A Nobel peace laureate has urged a global effort to secure the release of over 200 Nigerian schoolgirls abducted by Boko Haram Takfiri militant group.
“As we mark this tragic 300th day of captivity for hundreds of kidnapped Nigerian schoolgirls, I call on people everywhere to join me in demanding urgent action to free these heroic girls … Nigerian leaders and the international community can and must do much more to resolve this crisis and change their weak response to date,” said Malala Yousafzai in the Nigerian city of Lagos on Sunday.

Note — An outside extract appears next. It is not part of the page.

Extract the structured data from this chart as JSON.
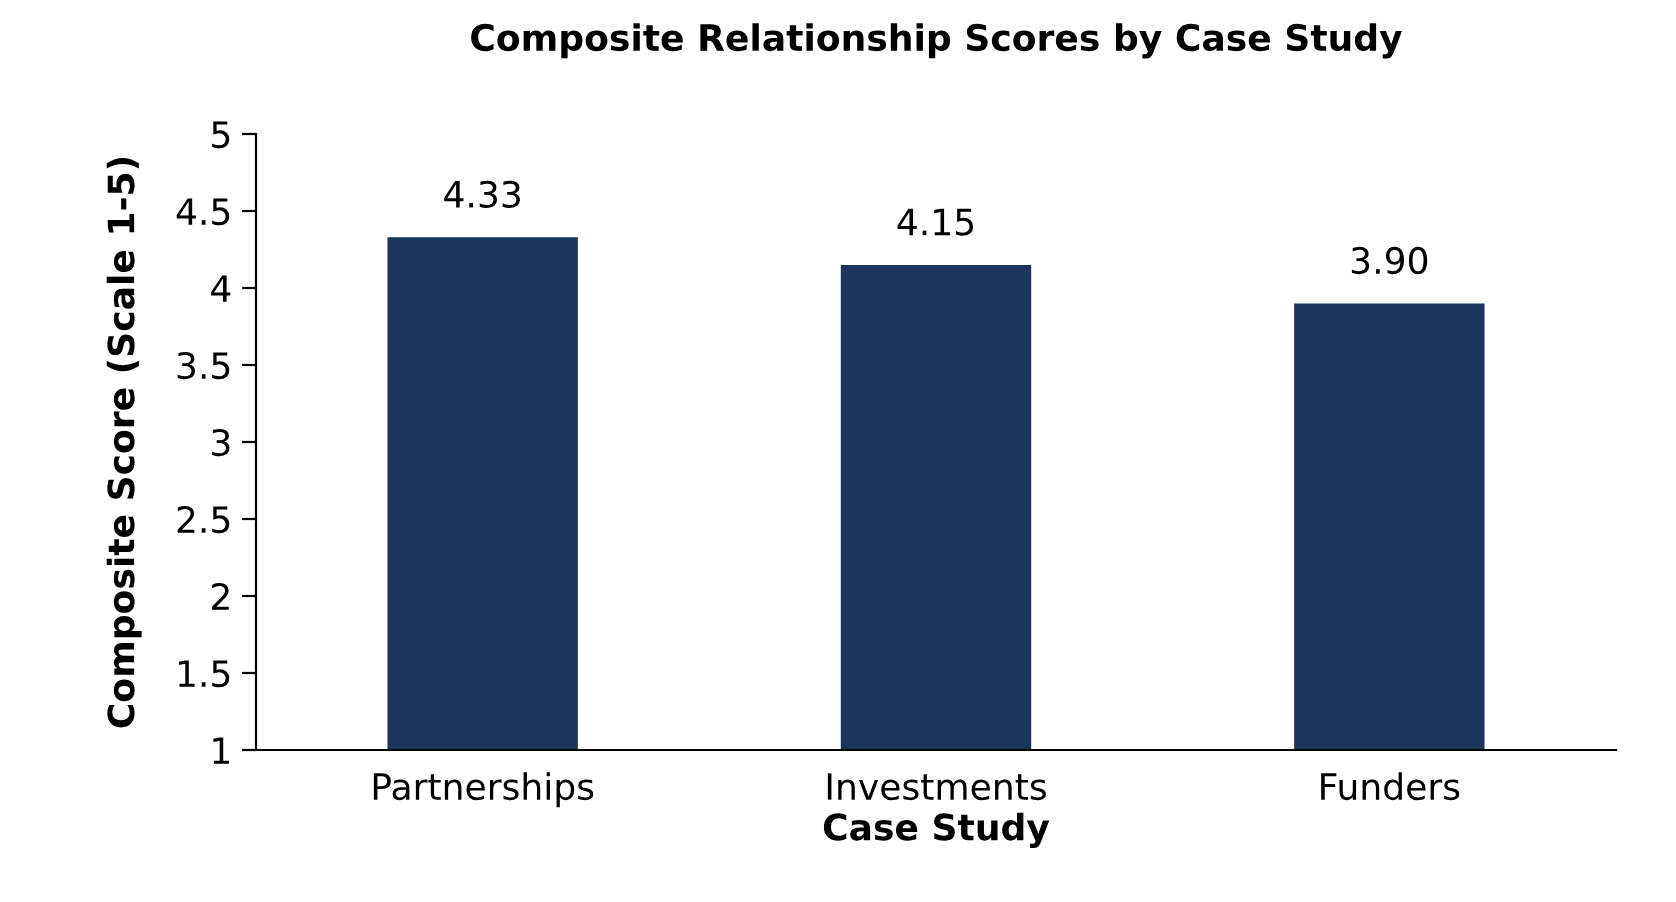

“If these girls were the children of politically or financially powerful parents, much more would be done to free them. But they come from an impoverished area of northeast Nigeria and sadly little has changed since they were kidnapped.” added Yousafzai, the Pakistani activist who won the 2014 Nobel Peace Prize for her campaign against the suppression of children.
Back in April 2014, Boko Haram militants kidnapped 276 students from their secondary school in the northeastern Nigerian town of Chibok. Reports say 57 of the girls managed to escape but 219 are still missing.
The abduction case has drawn national and international condemnation. The Nigerian administration has been heavily criticized for failing to secure the release of the kidnapped girls.
Boko Haram, whose name means “Western education is forbidden,” says its goal is to overthrow the Nigerian government.
It has claimed responsibility for a number of deadly shooting attacks and bombings in various parts of Nigeria since the beginning of its operations in 2009, which have left over 13,000 people dead and 1.5 million displaced.
Boko Haram has also conducted military operations in Nigeria’s neighboring countries, Cameroon, Chad, and Niger.